There are some signs and symptoms to watch out for if you have HIV and are concerned you are developing AIDs. This includes rapid weight loss, oral thrush, sweating during sleep, a persistent fever that doesn’t leave, extreme fatigue not caused by lack of sleep or stress, swollen neck, groin, or underarm glands, and feeling ill the majority of the time.
Infections Caused by AIDS
If you have indeed contracted AIDS from HIV, you are at high risk for a variety of infections that can be fatal if not treated. It is important to note than HIV and AIDS are not curable but they can be treated. Since you have a poor immune system with both HIV and AIDS, you will get infections easily.
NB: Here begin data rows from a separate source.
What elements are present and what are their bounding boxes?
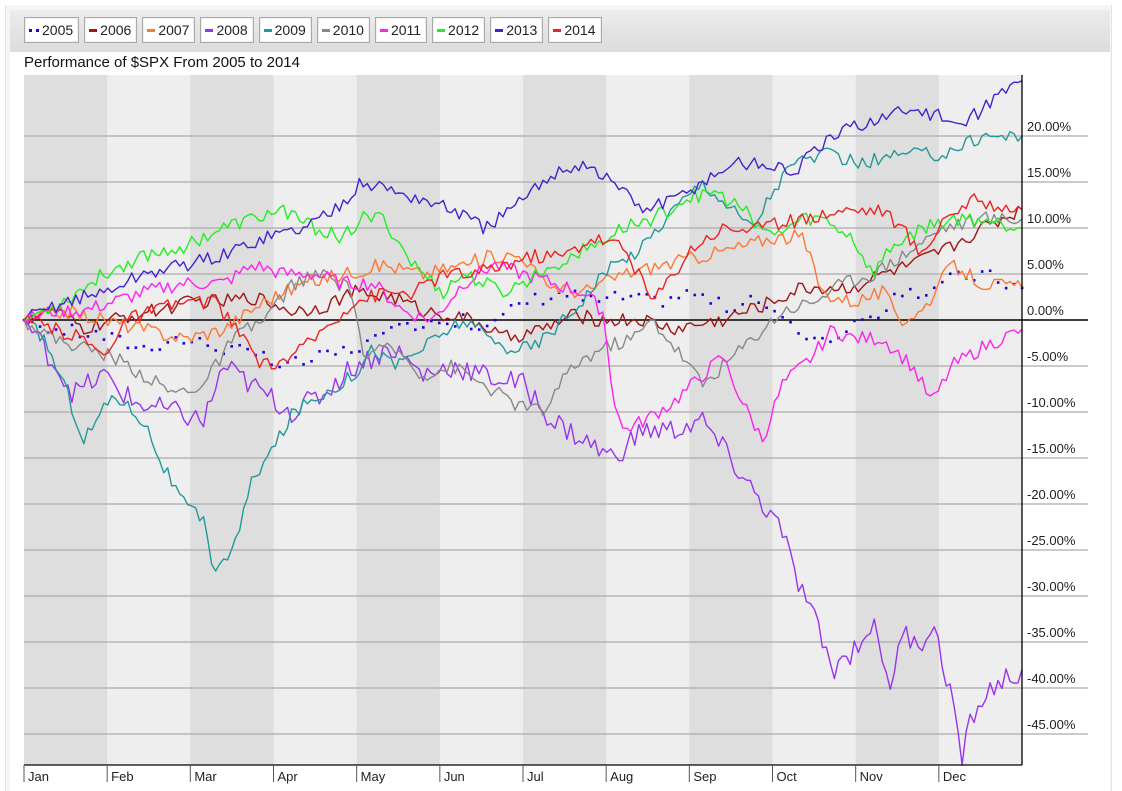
legend-item-2011[interactable]: 2011 <box>374 17 428 43</box>
chart-title: Performance of $SPX From 2005 to 2014 <box>24 54 300 71</box>
legend-item-2007[interactable]: 2007 <box>142 17 196 43</box>
series-2005-line <box>22 269 1024 369</box>
x-tick-label: Jan <box>28 769 49 784</box>
y-tick-label: 5.00% <box>1027 257 1064 272</box>
series-2006-line <box>23 205 1023 343</box>
legend-label: 2009 <box>274 22 306 38</box>
series-2014-line <box>23 193 1023 370</box>
series-2013-line <box>23 80 1023 321</box>
series-2012-line <box>23 189 1023 321</box>
month-band <box>689 75 773 765</box>
legend-swatch-icon <box>205 28 214 32</box>
month-band <box>855 75 940 765</box>
y-tick-label: 0.00% <box>1027 303 1064 318</box>
y-tick-label: 20.00% <box>1027 119 1072 134</box>
series-2007-line <box>23 229 1023 343</box>
month-band <box>772 75 857 765</box>
legend-item-2008[interactable]: 2008 <box>200 17 254 43</box>
legend-swatch-icon <box>379 28 388 32</box>
x-tick-label: Apr <box>278 769 299 784</box>
y-tick-label: -45.00% <box>1027 717 1076 732</box>
legend-swatch-icon <box>437 28 446 32</box>
month-band <box>439 75 524 765</box>
x-tick-label: Mar <box>194 769 217 784</box>
x-tick-label: Jul <box>527 769 544 784</box>
legend-label: 2007 <box>158 22 190 38</box>
legend-swatch-icon <box>321 28 330 32</box>
legend-item-2012[interactable]: 2012 <box>432 17 486 43</box>
legend-toolbar: 2005 2006 2007 2008 2009 2010 2011 2012 2013 2014 <box>10 10 1110 52</box>
x-tick-label: Nov <box>860 769 884 784</box>
legend-item-2010[interactable]: 2010 <box>316 17 370 43</box>
month-band <box>356 75 441 765</box>
x-tick-label: Oct <box>777 769 798 784</box>
y-tick-label: -25.00% <box>1027 533 1076 548</box>
x-tick-label: Jun <box>444 769 465 784</box>
legend-label: 2011 <box>390 22 422 38</box>
legend-label: 2010 <box>332 22 364 38</box>
x-tick-label: May <box>361 769 386 784</box>
y-tick-label: -35.00% <box>1027 625 1076 640</box>
y-tick-label: -40.00% <box>1027 671 1076 686</box>
legend-label: 2006 <box>100 22 132 38</box>
y-tick-label: -15.00% <box>1027 441 1076 456</box>
month-band <box>24 75 108 765</box>
month-band <box>523 75 607 765</box>
y-tick-label: -30.00% <box>1027 579 1076 594</box>
legend-swatch-icon <box>147 28 156 32</box>
series-2011-line <box>23 260 1023 443</box>
legend-label: 2005 <box>42 22 74 38</box>
month-band <box>273 75 358 765</box>
legend-item-2014[interactable]: 2014 <box>548 17 602 43</box>
legend-label: 2008 <box>216 22 248 38</box>
legend-label: 2014 <box>564 22 596 38</box>
legend-label: 2013 <box>506 22 538 38</box>
x-tick-label: Aug <box>610 769 633 784</box>
series-2008-line <box>23 319 1023 766</box>
y-tick-label: -5.00% <box>1027 349 1069 364</box>
legend-item-2013[interactable]: 2013 <box>490 17 544 43</box>
month-band <box>606 75 690 765</box>
legend: 2005 2006 2007 2008 2009 2010 2011 2012 2013 2014 <box>24 17 602 43</box>
legend-swatch-icon <box>553 28 562 32</box>
legend-swatch-icon <box>495 28 504 32</box>
x-tick-label: Dec <box>943 769 967 784</box>
legend-item-2009[interactable]: 2009 <box>258 17 312 43</box>
y-tick-label: -20.00% <box>1027 487 1076 502</box>
legend-item-2005[interactable]: 2005 <box>24 17 80 43</box>
month-band <box>107 75 191 765</box>
series-2010-line <box>23 211 1023 417</box>
legend-swatch-icon <box>29 28 39 32</box>
y-tick-label: 15.00% <box>1027 165 1072 180</box>
y-tick-label: 10.00% <box>1027 211 1072 226</box>
x-tick-label: Sep <box>693 769 716 784</box>
legend-item-2006[interactable]: 2006 <box>84 17 138 43</box>
x-tick-label: Feb <box>111 769 133 784</box>
y-tick-label: -10.00% <box>1027 395 1076 410</box>
series-2009-line <box>23 130 1023 572</box>
month-band <box>190 75 274 765</box>
legend-swatch-icon <box>89 28 98 32</box>
month-band <box>938 75 1023 765</box>
legend-label: 2012 <box>448 22 480 38</box>
legend-swatch-icon <box>263 28 272 32</box>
Some of the conditions you may get from infections from AIDS include skin tumors called Kaposi’s sarcoma, tumors in the brain that cause headaches, shortness of breath, severe malnutrition, dementia, and chronic diarrhea.
There is no cure for HIV or AIDS but it can be treated in order to lengthen your life. A combination of drugs and other therapies are used when you have HIV in roder to slow the process and hopefully avoid getting AIDS. If your HIV virus has led to AIDS, the main course of treatment is medications that will block certain infections.